Y seguía: “Como ya se informara (N del R: hace referencia al artículo citado más arriba), estas estructuras están siendo acondicionadas para el tránsito de ambas trochas de manera que en el futuro podrá ser utilizado por los ferrocarriles Mitre y Belgrano, lo que reportará notables ventajas operativas”.
En ese sentido, la crónica explicaba otros motivos por los que debía ser retirado la vieja conexión. “Ocurre que su presencia representa un obstáculo para los trabajos de rectificación del río Salado, previstos para la restauración del destruido puente carretero de la autopista Santa Fe-Rosario, dado que el puente quedaría fuera de la traza prevista para el nuevo canal”.

50 años después
Con el diario del lunes, medio siglo después, se puede analizar que aquellos intentos por mejorar el sistema ferroviario en la capital santafesina no fueron consecuentes con los años.
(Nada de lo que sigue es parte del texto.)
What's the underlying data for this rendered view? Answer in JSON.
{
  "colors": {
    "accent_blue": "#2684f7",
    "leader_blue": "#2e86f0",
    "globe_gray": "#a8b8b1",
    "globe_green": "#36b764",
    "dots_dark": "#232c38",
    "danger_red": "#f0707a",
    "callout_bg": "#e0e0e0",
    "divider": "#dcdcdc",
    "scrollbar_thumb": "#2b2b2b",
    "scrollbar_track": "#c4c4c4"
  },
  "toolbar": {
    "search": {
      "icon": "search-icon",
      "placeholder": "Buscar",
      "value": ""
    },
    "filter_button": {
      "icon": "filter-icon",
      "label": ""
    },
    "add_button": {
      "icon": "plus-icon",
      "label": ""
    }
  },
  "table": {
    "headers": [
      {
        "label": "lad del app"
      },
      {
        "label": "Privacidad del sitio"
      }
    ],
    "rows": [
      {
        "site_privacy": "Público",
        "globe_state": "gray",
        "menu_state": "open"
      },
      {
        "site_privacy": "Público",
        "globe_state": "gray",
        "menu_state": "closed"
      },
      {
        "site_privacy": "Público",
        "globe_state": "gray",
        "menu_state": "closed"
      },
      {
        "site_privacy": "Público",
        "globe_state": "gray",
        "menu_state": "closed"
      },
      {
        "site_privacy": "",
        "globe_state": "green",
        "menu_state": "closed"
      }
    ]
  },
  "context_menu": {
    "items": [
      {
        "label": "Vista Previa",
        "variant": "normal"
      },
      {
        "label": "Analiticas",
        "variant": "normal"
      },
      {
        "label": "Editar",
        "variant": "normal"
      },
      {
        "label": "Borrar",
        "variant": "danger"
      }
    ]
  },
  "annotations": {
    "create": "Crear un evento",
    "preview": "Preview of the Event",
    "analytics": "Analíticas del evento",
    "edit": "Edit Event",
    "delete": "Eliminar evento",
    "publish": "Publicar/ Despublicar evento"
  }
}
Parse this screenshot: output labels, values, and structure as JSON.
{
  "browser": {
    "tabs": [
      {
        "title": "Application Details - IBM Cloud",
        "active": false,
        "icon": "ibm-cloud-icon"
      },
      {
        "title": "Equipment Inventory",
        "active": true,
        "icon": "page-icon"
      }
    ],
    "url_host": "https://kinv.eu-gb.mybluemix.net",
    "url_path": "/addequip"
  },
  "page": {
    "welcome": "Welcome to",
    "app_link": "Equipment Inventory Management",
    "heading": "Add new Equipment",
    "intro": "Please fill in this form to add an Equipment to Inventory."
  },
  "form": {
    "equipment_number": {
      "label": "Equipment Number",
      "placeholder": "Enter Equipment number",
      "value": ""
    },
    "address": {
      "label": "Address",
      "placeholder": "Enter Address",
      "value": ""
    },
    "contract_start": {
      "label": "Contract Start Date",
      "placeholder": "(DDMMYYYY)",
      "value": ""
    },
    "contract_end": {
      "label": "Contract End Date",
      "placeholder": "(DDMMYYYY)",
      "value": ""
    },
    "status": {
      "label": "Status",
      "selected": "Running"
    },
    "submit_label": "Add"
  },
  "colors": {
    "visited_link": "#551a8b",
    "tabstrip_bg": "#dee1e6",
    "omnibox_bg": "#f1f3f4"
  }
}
Como se sabe, entre finales de los 80 y principios de los 90, los trenes fueron desmantelados, y con ellos la densa trama de vías, estaciones y apeaderos.
Los años siguientes lo tuvieron sólo al FF.CC Belgrano transportando carga destinada a exportaciones. Las cosechas del sector agropecuario que salen del país vía los puertos del sur provincial.
50 años después, se comenzó con un ambicioso proyecto para retirar la traza del ferrocarril del éjido urbano, situación que genera un sinfín de problemas para los santafesinos y su estresado tránsito vehicular. Obra que quedó paralizada desde diciembre de 2023 y aún espera, con trabajos en torno al 50%, poder finalizar.